Für Slov ant Gali zumindest ja. Sein neues Buch, das sich sehr schwer in eine ausreichend genaue Schublade unterbringen lässt, erblickte das Licht der Welt ... noch weitgehend unbeachtet ...
Dieses Blog greift ein paar Aspekte der "belletristischen" Passagen heraus. Dabei spielen die autobiografischen Kapitel eine besondere Rolle:
Wie ich trotz und wegen der DDR zu meinem ganz individuellen Kommunismus fand (1)
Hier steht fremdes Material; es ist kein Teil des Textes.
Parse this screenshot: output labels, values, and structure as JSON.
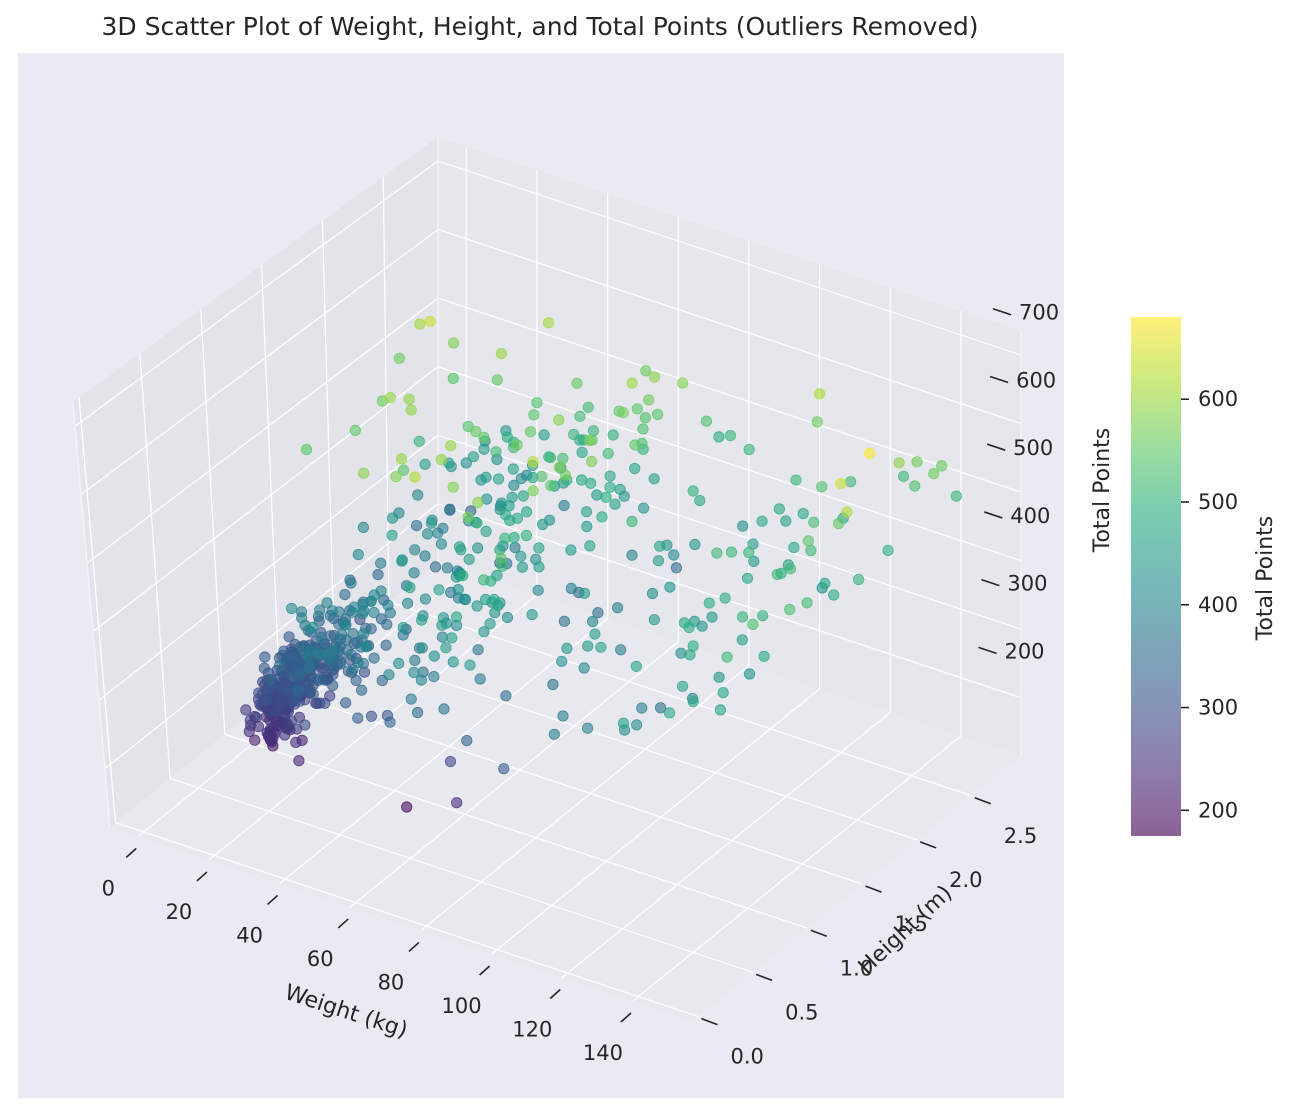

Ich bin Individualist. Hielte ich
„Kommunismus“ für eine verordnete Gleichmacherei im Sinne einer
„Kollektivierung“, wäre er keine für mich wünschenswerte
Zukunftsvorstellung. Für Massenparaden vorbei an einem Großen
Vorsitzenden bin ich nicht gemacht. Weder möchte ich jemand
kollektiviert wissen noch kollektiviert werden. Ich habe meine eigene
Sicht darauf, was „vernünftig“ ist. Die muss man nicht teilen.
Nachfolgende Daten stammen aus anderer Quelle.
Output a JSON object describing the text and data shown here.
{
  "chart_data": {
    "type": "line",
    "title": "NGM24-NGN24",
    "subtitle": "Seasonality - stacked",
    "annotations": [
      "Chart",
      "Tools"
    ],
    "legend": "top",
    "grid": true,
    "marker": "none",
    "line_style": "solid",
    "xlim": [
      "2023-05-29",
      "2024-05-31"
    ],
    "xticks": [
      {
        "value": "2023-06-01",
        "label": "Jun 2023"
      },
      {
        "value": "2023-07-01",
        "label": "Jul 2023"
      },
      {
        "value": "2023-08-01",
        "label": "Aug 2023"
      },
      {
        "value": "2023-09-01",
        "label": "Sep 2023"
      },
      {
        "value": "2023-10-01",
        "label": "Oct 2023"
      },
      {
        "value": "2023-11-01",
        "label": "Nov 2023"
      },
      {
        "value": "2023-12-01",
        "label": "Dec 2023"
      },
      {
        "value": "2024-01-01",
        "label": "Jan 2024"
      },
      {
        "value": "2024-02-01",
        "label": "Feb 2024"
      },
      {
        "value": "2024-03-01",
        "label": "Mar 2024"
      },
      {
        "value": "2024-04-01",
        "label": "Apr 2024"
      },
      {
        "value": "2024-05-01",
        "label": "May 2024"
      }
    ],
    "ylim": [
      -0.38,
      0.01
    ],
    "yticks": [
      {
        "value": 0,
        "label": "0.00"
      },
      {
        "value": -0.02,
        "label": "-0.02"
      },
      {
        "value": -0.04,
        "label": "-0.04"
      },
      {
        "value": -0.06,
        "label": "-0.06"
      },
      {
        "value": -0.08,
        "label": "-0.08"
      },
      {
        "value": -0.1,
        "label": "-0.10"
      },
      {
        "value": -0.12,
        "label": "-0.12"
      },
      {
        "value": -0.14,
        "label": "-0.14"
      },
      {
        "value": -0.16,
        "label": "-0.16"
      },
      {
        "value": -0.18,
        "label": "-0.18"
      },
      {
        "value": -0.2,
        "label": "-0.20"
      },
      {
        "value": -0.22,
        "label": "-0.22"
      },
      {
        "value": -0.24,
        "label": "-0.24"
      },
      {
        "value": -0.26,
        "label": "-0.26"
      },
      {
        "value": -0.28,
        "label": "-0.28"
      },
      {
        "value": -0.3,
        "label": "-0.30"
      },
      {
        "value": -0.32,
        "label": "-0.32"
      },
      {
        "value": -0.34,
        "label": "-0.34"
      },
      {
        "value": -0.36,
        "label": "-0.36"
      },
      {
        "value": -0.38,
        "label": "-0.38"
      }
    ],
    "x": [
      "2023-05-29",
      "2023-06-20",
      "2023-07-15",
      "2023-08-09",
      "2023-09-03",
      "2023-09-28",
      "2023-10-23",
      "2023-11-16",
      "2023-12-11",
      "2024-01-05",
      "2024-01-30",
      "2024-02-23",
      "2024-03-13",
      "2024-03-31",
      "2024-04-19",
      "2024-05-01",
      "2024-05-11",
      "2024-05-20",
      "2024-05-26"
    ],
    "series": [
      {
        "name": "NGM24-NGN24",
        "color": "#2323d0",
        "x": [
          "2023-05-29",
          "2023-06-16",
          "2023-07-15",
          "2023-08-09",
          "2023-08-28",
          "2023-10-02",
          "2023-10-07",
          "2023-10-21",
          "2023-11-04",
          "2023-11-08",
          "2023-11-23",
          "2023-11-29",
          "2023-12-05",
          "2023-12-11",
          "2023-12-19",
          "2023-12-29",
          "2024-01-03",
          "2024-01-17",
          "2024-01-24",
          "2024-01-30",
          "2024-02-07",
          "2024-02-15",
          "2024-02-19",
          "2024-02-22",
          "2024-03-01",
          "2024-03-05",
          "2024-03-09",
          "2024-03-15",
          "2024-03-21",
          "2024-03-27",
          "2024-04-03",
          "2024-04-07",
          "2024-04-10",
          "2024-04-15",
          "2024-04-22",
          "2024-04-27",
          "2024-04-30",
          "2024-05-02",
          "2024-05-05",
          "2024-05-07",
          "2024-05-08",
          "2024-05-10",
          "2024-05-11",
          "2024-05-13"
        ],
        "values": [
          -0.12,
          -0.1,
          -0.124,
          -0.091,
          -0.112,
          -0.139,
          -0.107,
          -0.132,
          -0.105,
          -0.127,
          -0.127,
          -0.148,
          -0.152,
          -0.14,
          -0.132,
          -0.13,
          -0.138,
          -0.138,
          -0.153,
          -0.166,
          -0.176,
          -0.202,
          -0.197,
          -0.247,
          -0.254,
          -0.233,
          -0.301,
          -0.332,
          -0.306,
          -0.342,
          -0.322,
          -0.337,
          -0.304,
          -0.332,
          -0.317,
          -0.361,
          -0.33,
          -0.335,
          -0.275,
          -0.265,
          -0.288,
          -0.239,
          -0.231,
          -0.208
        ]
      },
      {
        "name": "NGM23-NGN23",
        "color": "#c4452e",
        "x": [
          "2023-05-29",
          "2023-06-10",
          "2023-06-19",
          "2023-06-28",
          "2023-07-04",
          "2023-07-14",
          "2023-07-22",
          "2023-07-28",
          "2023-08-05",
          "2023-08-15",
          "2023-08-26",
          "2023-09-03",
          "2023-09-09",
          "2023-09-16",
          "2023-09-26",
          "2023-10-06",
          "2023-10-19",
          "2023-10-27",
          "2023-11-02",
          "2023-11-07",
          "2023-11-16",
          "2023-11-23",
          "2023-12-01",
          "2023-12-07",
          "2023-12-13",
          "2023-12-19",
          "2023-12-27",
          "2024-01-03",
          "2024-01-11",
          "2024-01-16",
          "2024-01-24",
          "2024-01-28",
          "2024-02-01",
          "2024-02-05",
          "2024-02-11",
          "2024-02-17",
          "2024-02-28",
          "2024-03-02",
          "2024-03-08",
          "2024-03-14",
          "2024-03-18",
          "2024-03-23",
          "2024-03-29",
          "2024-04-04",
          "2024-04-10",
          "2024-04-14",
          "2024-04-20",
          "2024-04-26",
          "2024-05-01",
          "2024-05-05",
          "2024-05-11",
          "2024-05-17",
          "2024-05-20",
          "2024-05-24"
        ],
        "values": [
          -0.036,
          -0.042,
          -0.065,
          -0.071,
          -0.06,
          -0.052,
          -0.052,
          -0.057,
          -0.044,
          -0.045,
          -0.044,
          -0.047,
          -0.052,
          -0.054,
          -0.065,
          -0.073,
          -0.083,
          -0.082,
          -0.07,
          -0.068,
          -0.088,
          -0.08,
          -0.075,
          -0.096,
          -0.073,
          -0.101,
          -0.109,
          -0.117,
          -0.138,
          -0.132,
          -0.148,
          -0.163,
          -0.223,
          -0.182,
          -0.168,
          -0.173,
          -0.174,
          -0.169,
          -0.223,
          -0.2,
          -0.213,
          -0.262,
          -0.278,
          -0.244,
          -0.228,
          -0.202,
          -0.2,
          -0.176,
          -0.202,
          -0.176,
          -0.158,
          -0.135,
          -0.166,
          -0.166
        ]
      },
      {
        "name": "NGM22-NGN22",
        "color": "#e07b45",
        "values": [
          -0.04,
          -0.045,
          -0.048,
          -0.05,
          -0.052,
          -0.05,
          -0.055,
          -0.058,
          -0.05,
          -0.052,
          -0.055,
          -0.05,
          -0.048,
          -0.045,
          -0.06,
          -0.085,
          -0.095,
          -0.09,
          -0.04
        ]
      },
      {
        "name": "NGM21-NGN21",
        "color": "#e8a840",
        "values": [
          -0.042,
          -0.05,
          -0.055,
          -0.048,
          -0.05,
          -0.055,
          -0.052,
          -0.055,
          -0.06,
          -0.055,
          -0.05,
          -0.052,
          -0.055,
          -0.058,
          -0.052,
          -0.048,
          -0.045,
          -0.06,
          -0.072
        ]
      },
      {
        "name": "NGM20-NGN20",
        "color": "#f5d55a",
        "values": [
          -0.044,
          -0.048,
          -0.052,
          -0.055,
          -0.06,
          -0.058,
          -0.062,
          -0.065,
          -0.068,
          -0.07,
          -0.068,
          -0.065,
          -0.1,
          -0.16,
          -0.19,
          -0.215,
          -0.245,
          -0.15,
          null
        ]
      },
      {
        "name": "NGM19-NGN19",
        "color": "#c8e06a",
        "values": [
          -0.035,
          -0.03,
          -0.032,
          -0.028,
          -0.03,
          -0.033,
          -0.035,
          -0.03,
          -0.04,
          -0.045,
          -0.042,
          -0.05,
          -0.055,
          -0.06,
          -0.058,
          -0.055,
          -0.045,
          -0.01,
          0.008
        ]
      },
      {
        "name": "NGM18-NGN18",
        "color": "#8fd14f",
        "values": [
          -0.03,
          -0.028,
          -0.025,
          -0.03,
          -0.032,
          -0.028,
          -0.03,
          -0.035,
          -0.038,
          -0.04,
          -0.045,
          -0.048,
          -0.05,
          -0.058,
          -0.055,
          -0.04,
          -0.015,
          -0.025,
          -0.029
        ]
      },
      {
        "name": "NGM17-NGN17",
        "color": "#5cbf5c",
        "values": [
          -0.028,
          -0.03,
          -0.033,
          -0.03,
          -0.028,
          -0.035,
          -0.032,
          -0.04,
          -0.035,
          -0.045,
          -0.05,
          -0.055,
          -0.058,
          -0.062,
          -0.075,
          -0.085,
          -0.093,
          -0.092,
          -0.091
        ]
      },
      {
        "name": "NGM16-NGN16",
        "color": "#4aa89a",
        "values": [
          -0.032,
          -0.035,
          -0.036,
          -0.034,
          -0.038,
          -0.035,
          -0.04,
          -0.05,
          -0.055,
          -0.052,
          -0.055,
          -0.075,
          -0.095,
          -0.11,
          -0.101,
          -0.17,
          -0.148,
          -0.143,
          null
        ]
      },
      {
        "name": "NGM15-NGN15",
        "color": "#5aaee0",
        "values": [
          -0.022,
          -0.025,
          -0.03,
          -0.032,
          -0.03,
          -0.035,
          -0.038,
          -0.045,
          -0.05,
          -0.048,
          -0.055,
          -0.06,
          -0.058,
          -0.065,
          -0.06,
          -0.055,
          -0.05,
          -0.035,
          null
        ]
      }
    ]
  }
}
Aber schon als penetrant aufdringlicher Schüler konnte ich es mir
nicht verkneifen, dazwischenzurufen und den Finger vor lauter
vorlauten Fragen oben zu behalten. Und heute bin ich eingebildet
genug, mir das weiter zu gönnen … und wieder anzuecken. Vielleicht
kann ich der Fantasie eines Lesers auf die Sprünge helfen …
Was ich erlebt habe, kann ich nicht
ändern. Ich habe es eben genau so erlebt, auch wenn es zu den
Erfahrungen Anderer nicht passt. ...
Keine Ahnung, wie ich geworden wäre,
wäre meine Familie nicht im Frühjahr vor Abschluss der ersten
Klasse in die Stadt gezogen. Zuvor war ich als Außenseiter
regelmäßig verprügelt worden. Das wichtigste Gefühl meinen
künftigen Mitschülern gegenüber war deshalb anfangs die nackte
Angst. Um keinen Preis wollte ich wieder so isoliert sein wie zuvor.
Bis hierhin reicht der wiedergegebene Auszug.